While industry highlights the multidetector computed tomography (MDCT) performance for CAD detection, this technique is limited by several drawbacks such as limited diagnostic performance (about 40% dropout rate in the only multicentre trial available so far,(8) therefore not confirming single-centre studies using the same technology), and more importantly, by its substantial radiation burden causing one solid cancer per 670 examinations based on cancer incidence per mSv (unit of ­radiation ­burden) reported in the most recent BEIR VII (phase II) report.(9) Consequently, future utilisation of tests will be based on test performance indices(10) (demonstrated by multicentre ROC curves) and their cost-­effectiveness, which will also have to include costs for treatment of side-effects such as cancer. Public health services will most likely rely on these test features (as they will allow for a meaningful ­benchmarking between ­hospitals and private providers).

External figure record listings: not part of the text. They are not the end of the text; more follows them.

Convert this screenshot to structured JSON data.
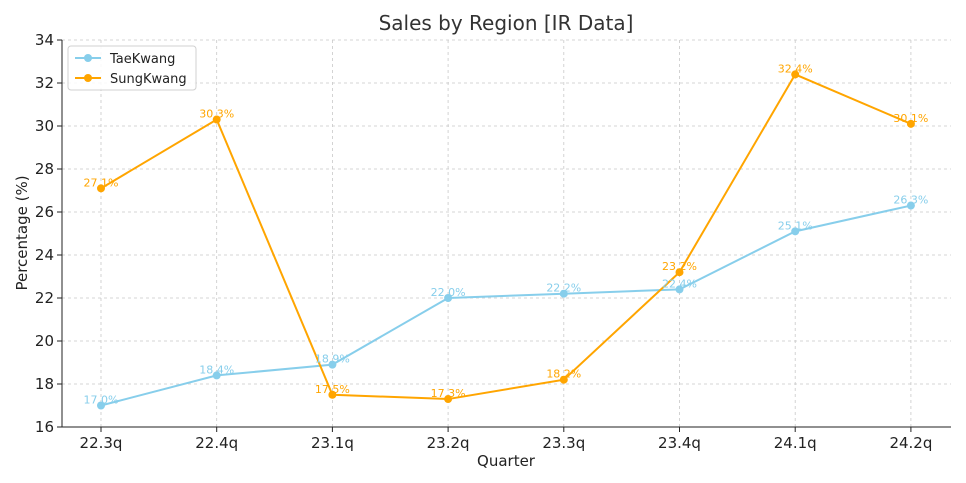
{
  "chart_data": {
    "type": "line",
    "title": "Sales by Region [IR Data]",
    "xlabel": "Quarter",
    "ylabel": "Percentage (%)",
    "categories": [
      "22.3q",
      "22.4q",
      "23.1q",
      "23.2q",
      "23.3q",
      "23.4q",
      "24.1q",
      "24.2q"
    ],
    "ylim": [
      16,
      34
    ],
    "yticks": [
      16,
      18,
      20,
      22,
      24,
      26,
      28,
      30,
      32,
      34
    ],
    "grid": true,
    "legend_position": "top-left",
    "series": [
      {
        "name": "TaeKwang",
        "color": "#87CEEB",
        "values": [
          17.0,
          18.4,
          18.9,
          22.0,
          22.2,
          22.4,
          25.1,
          26.3
        ],
        "labels": [
          "17.0%",
          "18.4%",
          "18.9%",
          "22.0%",
          "22.2%",
          "22.4%",
          "25.1%",
          "26.3%"
        ]
      },
      {
        "name": "SungKwang",
        "color": "#FFA500",
        "values": [
          27.1,
          30.3,
          17.5,
          17.3,
          18.2,
          23.2,
          32.4,
          30.1
        ],
        "labels": [
          "27.1%",
          "30.3%",
          "17.5%",
          "17.3%",
          "18.2%",
          "23.2%",
          "32.4%",
          "30.1%"
        ]
      }
    ]
  }
}
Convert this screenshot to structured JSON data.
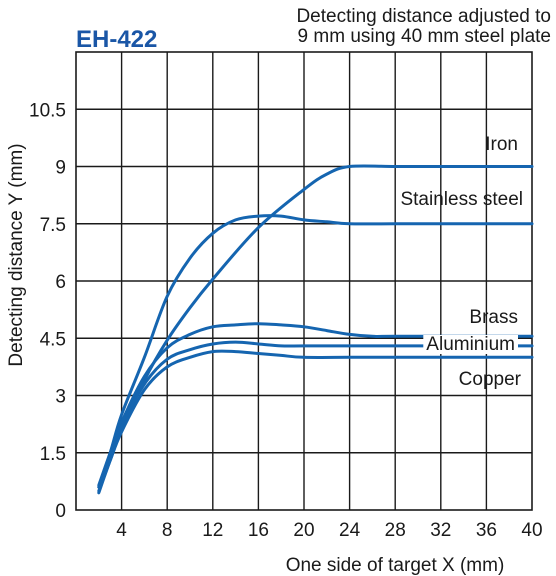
{
  "model": "EH-422",
  "note_lines": [
    "Detecting distance adjusted to",
    "9 mm using 40 mm steel plate"
  ],
  "colors": {
    "series": "#1565b0",
    "model": "#1a56a6",
    "grid": "#1a1a1a",
    "text": "#1a1a1a"
  },
  "chart_data": {
    "type": "line",
    "xlabel": "One side of target X (mm)",
    "ylabel": "Detecting distance Y (mm)",
    "xlim": [
      0,
      40
    ],
    "ylim": [
      0,
      12
    ],
    "xticks": [
      4,
      8,
      12,
      16,
      20,
      24,
      28,
      32,
      36,
      40
    ],
    "xtick_labels": [
      "4",
      "8",
      "12",
      "16",
      "20",
      "24",
      "28",
      "32",
      "36",
      "40"
    ],
    "yticks": [
      0,
      1.5,
      3,
      4.5,
      6,
      7.5,
      9,
      10.5
    ],
    "ytick_labels": [
      "0",
      "1.5",
      "3",
      "4.5",
      "6",
      "7.5",
      "9",
      "10.5"
    ],
    "grid": true,
    "series": [
      {
        "name": "Iron",
        "x": [
          2,
          3,
          4,
          6,
          8,
          10,
          12,
          16,
          20,
          22,
          24,
          28,
          32,
          40
        ],
        "y": [
          0.5,
          1.3,
          2.1,
          3.4,
          4.45,
          5.3,
          6.05,
          7.4,
          8.4,
          8.8,
          9.0,
          9.0,
          9.0,
          9.0
        ]
      },
      {
        "name": "Stainless steel",
        "x": [
          2,
          3,
          4,
          6,
          8,
          10,
          12,
          14,
          16,
          18,
          20,
          22,
          24,
          28,
          40
        ],
        "y": [
          0.6,
          1.5,
          2.5,
          4.0,
          5.6,
          6.6,
          7.25,
          7.6,
          7.7,
          7.7,
          7.6,
          7.55,
          7.5,
          7.5,
          7.5
        ]
      },
      {
        "name": "Brass",
        "x": [
          2,
          3,
          4,
          6,
          8,
          10,
          12,
          14,
          16,
          18,
          20,
          22,
          24,
          26,
          28,
          40
        ],
        "y": [
          0.65,
          1.5,
          2.3,
          3.5,
          4.25,
          4.6,
          4.8,
          4.85,
          4.88,
          4.85,
          4.8,
          4.7,
          4.6,
          4.55,
          4.55,
          4.55
        ]
      },
      {
        "name": "Aluminium",
        "x": [
          2,
          3,
          4,
          6,
          8,
          10,
          12,
          14,
          16,
          18,
          20,
          24,
          28,
          40
        ],
        "y": [
          0.6,
          1.4,
          2.2,
          3.3,
          3.95,
          4.2,
          4.35,
          4.4,
          4.35,
          4.3,
          4.3,
          4.3,
          4.3,
          4.3
        ]
      },
      {
        "name": "Copper",
        "x": [
          2,
          3,
          4,
          6,
          8,
          10,
          12,
          14,
          16,
          18,
          20,
          24,
          28,
          40
        ],
        "y": [
          0.45,
          1.3,
          2.05,
          3.15,
          3.75,
          4.0,
          4.15,
          4.15,
          4.1,
          4.05,
          4.0,
          4.0,
          4.0,
          4.0
        ]
      }
    ]
  }
}
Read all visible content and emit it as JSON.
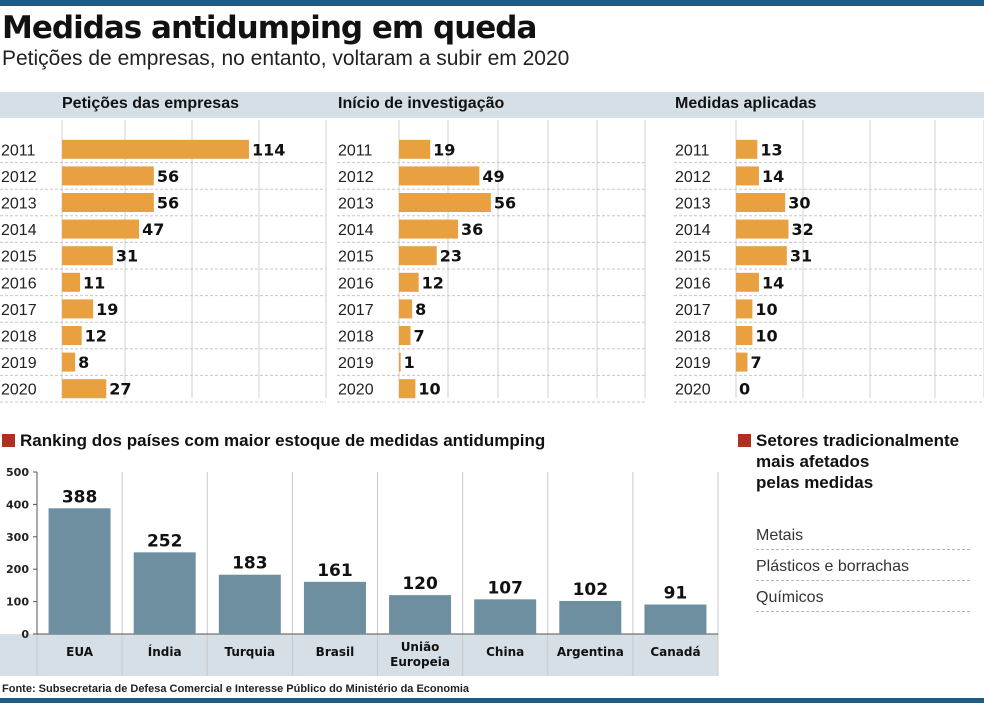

As high-end scanners should run at full capacity, this imaging service will most likely be provided by hospital polyclinics or private networks. In parallel, the patients will have an increasing influence on this process of test selection, in particular in the private healthcare sector. To better involve the public in this discussion, it may be necessary to provide information on test side-effects, as suggested recently (see Figure 2). The information from multinational registries on test performances will be of utmost importance to permanently adapt healthcare resources allocation to the best and most cost-effective techniques available.(10)

[[HHE07_fig2_Ca4]]

References

  1. Heart disease and stroke statistics: Update 2005/2006. AHA 2005/2006.
  2. Schwitter J. Future Cardiol 2006;2(5):555-65.
  3. Schwitter J, et al. Circulation 2001;103(18):2230-5.
  4. Giang T, et al. Eur Heart J 2004;25:1657-65.
  5. Schwitter J, et al. Eur Heart J 2005;Clinical Trial Update; abstract.
  6. Schwitter J, et al. MR-IMPACT II. Circulation 2006;Annual Scientific Meeting of the AHA, Chicago.
  7. Shaw LJ, et al. J Am Coll Cardiol 1999;33:661-9.
  8. Garcia MJ, et al. JAMA 2006;296(4):403-11.
  9. Committee to Assess Health Risks from Exposure to Low Levels of Ionizing Radiation NRCNAoS. www.nap.edu/­catalog/11340.html
  10. Fraser AG, et al. Eur Heart J 2006;27(14):1750-3.